Project Overview

The Regional K-12 Student Mental Health Initiative (SMHI) is a program of the California County Superintendents Educational Services Association (CCSESA) focused on prevention and early identification of mental health issues for students in grades K-12, with emphasis on grades K-8 and linkages to preschool and grades 9-12. The Regional K-12 SMHI is based on a statewide framework of prevention and early intervention strategies for promoting student mental health that encourages schools and their communities to implement programs and services that meet local needs.

CCSESA’s Regional K-12 Student Mental Health Initiative is funded by the voter-approved Mental Health Services Act (Prop. 63).
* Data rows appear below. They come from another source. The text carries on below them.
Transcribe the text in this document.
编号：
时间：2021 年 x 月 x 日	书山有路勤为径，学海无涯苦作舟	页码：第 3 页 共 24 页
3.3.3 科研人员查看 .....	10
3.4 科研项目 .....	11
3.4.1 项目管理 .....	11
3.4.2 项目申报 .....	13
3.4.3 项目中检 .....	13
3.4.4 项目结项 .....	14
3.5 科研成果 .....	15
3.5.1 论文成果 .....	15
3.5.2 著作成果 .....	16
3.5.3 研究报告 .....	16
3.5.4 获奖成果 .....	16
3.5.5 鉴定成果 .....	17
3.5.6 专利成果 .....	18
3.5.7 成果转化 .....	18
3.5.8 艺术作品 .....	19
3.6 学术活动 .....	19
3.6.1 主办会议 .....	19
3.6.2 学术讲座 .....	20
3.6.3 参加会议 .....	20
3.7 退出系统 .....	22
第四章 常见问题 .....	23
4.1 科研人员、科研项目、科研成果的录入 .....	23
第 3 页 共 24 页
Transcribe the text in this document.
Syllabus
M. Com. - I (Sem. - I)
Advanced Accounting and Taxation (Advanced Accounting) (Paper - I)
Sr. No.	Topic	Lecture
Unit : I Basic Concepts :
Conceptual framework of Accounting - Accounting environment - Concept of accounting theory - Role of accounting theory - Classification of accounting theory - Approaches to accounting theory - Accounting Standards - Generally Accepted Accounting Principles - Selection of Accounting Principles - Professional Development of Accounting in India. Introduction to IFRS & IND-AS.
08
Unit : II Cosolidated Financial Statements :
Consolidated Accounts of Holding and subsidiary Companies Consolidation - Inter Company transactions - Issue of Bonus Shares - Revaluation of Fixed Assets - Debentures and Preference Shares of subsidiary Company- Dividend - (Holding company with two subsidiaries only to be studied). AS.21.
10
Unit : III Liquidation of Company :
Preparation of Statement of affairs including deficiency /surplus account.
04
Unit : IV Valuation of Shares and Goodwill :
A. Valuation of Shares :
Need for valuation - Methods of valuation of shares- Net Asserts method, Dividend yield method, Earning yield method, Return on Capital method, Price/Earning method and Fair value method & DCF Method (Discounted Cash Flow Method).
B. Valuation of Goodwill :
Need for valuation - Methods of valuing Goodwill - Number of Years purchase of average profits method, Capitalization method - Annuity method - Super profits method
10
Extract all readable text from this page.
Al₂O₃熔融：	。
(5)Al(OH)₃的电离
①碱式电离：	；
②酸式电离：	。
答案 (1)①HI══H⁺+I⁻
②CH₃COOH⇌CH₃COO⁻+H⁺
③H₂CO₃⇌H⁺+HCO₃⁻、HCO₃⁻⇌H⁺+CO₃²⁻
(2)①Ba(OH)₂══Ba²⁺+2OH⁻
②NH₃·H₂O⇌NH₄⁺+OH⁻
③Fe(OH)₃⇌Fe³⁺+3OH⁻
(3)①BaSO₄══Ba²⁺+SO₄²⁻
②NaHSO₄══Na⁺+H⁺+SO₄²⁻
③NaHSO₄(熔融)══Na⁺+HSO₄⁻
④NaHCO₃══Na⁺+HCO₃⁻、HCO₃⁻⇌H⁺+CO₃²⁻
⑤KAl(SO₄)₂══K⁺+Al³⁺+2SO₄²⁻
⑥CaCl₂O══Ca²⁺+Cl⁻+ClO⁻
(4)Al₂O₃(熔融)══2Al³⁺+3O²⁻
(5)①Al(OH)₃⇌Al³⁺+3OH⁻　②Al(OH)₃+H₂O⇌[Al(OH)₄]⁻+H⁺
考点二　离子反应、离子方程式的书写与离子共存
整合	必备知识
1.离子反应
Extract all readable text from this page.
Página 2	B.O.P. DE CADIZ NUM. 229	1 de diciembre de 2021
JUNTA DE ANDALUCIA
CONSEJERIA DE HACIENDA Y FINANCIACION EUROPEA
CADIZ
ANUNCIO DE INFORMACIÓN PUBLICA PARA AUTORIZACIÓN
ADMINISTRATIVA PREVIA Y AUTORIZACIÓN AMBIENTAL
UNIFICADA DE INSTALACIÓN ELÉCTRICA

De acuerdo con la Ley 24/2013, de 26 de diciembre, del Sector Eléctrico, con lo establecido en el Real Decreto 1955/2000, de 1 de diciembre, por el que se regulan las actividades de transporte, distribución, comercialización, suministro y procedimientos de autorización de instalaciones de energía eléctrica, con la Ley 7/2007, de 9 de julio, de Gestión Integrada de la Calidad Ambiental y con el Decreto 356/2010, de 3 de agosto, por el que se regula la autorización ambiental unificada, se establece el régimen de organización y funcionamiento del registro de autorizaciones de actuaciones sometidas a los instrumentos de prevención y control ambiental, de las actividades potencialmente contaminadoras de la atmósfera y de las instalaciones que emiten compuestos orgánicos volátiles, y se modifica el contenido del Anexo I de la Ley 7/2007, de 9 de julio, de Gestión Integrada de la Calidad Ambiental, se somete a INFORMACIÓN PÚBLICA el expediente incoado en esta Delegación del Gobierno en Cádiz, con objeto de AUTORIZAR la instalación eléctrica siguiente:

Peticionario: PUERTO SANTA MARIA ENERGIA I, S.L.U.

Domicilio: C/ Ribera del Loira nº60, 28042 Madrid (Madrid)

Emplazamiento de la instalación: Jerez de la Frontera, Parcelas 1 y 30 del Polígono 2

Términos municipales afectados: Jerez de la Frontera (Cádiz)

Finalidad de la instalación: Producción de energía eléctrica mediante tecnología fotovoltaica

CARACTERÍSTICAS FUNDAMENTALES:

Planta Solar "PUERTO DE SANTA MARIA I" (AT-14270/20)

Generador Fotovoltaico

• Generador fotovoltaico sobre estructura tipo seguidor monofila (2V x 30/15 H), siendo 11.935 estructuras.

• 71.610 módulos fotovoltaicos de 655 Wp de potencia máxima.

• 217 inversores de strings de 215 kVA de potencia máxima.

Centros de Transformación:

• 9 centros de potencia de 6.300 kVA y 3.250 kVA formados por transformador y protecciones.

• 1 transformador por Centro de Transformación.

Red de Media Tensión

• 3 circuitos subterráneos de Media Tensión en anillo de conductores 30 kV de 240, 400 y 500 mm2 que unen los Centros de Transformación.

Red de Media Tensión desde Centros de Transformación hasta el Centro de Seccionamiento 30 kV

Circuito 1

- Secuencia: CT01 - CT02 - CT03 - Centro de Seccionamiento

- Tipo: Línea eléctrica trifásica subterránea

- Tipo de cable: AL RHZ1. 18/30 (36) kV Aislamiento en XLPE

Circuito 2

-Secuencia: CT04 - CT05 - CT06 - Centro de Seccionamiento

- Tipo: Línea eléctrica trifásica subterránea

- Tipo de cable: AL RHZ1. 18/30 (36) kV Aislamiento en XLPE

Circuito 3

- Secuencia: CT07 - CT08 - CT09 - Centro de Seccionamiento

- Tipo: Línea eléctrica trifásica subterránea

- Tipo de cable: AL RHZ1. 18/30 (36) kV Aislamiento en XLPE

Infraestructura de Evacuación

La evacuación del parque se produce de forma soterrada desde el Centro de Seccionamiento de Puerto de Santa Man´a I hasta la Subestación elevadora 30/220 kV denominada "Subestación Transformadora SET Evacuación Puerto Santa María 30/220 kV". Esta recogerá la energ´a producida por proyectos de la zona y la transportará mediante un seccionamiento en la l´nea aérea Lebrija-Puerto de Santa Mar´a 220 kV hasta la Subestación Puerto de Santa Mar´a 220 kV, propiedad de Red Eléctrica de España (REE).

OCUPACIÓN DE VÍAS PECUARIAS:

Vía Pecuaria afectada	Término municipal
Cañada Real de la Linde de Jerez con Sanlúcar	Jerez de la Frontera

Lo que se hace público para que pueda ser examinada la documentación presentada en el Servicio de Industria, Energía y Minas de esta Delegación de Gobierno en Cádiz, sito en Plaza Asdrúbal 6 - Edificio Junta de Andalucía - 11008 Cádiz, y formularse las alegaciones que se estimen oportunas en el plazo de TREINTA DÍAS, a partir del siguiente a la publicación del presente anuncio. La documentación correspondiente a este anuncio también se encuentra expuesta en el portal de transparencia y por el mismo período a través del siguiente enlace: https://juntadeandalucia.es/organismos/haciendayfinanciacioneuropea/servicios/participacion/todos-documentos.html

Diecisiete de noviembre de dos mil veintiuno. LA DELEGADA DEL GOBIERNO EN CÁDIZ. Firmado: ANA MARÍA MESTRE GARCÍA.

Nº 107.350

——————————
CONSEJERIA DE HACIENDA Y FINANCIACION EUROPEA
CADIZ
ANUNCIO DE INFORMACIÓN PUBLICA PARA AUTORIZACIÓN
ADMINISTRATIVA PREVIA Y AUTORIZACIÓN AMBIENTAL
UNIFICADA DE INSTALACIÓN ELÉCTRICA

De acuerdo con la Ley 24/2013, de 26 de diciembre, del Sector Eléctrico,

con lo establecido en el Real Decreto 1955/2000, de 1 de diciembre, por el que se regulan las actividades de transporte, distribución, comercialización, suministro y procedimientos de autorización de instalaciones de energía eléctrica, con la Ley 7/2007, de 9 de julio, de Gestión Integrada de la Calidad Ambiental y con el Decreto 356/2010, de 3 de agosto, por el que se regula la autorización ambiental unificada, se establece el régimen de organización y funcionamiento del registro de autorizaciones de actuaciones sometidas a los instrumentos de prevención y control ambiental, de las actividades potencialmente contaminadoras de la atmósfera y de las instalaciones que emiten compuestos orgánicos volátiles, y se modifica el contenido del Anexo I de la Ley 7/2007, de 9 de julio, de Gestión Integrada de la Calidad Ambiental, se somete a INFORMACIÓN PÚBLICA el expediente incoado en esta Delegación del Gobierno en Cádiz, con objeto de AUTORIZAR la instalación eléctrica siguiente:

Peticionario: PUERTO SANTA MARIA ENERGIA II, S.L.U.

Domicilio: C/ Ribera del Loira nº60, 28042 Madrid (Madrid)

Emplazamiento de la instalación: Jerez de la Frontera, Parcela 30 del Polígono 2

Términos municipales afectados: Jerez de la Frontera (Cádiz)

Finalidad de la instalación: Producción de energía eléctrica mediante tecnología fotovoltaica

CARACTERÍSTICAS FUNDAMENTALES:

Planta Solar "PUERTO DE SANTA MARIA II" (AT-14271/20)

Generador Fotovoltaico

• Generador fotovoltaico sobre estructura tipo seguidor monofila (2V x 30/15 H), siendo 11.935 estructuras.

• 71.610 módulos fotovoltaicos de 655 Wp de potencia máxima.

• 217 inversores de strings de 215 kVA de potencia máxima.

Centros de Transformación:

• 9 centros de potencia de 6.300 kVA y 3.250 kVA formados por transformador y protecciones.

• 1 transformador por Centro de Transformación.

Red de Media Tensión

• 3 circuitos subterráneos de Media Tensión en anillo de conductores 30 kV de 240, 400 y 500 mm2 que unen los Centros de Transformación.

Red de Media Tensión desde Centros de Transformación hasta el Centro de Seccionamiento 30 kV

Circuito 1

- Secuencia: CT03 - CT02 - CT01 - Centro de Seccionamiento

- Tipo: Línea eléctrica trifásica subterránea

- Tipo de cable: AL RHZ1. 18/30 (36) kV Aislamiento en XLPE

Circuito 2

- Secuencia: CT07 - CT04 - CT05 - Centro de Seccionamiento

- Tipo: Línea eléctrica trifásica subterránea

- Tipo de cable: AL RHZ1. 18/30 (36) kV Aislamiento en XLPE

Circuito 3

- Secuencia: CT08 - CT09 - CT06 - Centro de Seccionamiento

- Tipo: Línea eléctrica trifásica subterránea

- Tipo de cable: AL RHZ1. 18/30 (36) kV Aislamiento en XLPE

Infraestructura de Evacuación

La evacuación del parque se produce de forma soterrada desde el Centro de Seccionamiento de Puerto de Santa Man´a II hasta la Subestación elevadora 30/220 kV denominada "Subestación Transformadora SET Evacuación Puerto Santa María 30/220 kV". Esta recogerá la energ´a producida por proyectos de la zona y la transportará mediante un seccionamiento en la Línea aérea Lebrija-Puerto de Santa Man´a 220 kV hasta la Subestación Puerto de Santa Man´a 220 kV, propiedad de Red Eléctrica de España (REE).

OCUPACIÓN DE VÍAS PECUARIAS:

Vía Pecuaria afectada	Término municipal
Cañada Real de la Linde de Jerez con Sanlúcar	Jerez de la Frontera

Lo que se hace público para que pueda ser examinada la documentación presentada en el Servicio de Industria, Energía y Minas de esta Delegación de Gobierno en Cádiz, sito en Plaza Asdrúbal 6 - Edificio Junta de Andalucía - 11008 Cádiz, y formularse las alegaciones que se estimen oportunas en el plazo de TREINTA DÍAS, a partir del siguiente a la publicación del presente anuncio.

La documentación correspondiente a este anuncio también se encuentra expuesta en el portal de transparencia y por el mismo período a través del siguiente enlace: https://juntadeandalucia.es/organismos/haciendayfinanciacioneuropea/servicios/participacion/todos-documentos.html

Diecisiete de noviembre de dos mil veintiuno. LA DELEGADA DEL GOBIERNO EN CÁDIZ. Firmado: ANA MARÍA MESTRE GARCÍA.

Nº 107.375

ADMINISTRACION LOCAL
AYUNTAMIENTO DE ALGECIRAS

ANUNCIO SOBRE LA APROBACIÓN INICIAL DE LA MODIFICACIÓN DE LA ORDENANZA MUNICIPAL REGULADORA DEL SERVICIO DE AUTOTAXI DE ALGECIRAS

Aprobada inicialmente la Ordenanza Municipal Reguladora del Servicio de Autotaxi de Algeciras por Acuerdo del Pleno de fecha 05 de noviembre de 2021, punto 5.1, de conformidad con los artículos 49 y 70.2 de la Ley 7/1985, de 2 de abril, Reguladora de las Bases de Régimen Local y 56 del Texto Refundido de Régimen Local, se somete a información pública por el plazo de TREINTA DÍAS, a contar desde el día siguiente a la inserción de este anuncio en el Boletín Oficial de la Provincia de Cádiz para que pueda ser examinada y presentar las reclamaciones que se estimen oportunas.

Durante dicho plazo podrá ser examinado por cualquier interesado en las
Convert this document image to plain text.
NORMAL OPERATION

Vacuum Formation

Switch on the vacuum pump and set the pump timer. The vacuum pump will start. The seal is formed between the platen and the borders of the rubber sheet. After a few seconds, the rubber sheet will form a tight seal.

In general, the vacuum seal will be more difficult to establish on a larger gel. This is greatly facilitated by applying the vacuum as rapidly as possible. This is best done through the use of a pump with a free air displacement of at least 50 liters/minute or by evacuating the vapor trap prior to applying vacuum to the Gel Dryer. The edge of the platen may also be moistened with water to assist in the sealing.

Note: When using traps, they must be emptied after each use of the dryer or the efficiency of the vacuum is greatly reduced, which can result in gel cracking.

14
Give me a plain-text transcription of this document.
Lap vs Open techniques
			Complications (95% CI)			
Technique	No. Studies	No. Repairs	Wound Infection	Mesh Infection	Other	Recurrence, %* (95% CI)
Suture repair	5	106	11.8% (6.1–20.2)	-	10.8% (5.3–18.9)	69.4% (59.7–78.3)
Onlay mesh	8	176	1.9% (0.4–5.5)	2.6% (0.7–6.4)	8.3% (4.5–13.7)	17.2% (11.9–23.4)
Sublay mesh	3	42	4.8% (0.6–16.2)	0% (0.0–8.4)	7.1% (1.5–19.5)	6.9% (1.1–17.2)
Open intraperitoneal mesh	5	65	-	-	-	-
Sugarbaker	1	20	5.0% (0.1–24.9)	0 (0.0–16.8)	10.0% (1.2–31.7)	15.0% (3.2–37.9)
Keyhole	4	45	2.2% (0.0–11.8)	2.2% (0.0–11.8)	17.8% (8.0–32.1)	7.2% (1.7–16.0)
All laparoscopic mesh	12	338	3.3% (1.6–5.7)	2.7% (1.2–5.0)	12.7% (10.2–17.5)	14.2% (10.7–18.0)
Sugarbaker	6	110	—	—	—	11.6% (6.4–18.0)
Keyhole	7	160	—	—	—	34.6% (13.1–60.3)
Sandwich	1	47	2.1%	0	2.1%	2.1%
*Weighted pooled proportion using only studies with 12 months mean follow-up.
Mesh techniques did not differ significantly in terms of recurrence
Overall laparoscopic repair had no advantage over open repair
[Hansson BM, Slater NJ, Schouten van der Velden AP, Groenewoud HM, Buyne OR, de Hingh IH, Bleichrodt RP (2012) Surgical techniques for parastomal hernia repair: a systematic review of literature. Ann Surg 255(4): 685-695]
It is one of several Prevention and Early Intervention initiatives supported by the California Mental Health Services Authority (CalMHSA), an organization of county governments working to improve mental health outcomes for individuals, families and communities.

CCSESA has identified 11 Regional Lead County Offices of Education to conduct activities addressing prevention and early identification of mental health issues for elementary (K-8) students, with the goals of (1) increasing cross-system collaboration; (2) implementing school-based demonstration programs; (3) providing education and training for education personnel, parents/caregivers, and community partners; and (4) providing technical assistance for school-based program development. These efforts will be achieved and sustained by building the capacity of existing systems and their representatives.

CCSESA contracted with the Sacramento County Office of Education (SCOE) to provide statewide coordination of regional activities and develop statewide resources. One of SCOE’s key activities, working in partnership with Placer County Office of Education (PCOE) and San Joaquin County Office of Education (SJCOE), has been to develop this web site, featuring a statewide online clearinghouse of resources and regional best practices to assist educators and community members in promoting student mental health.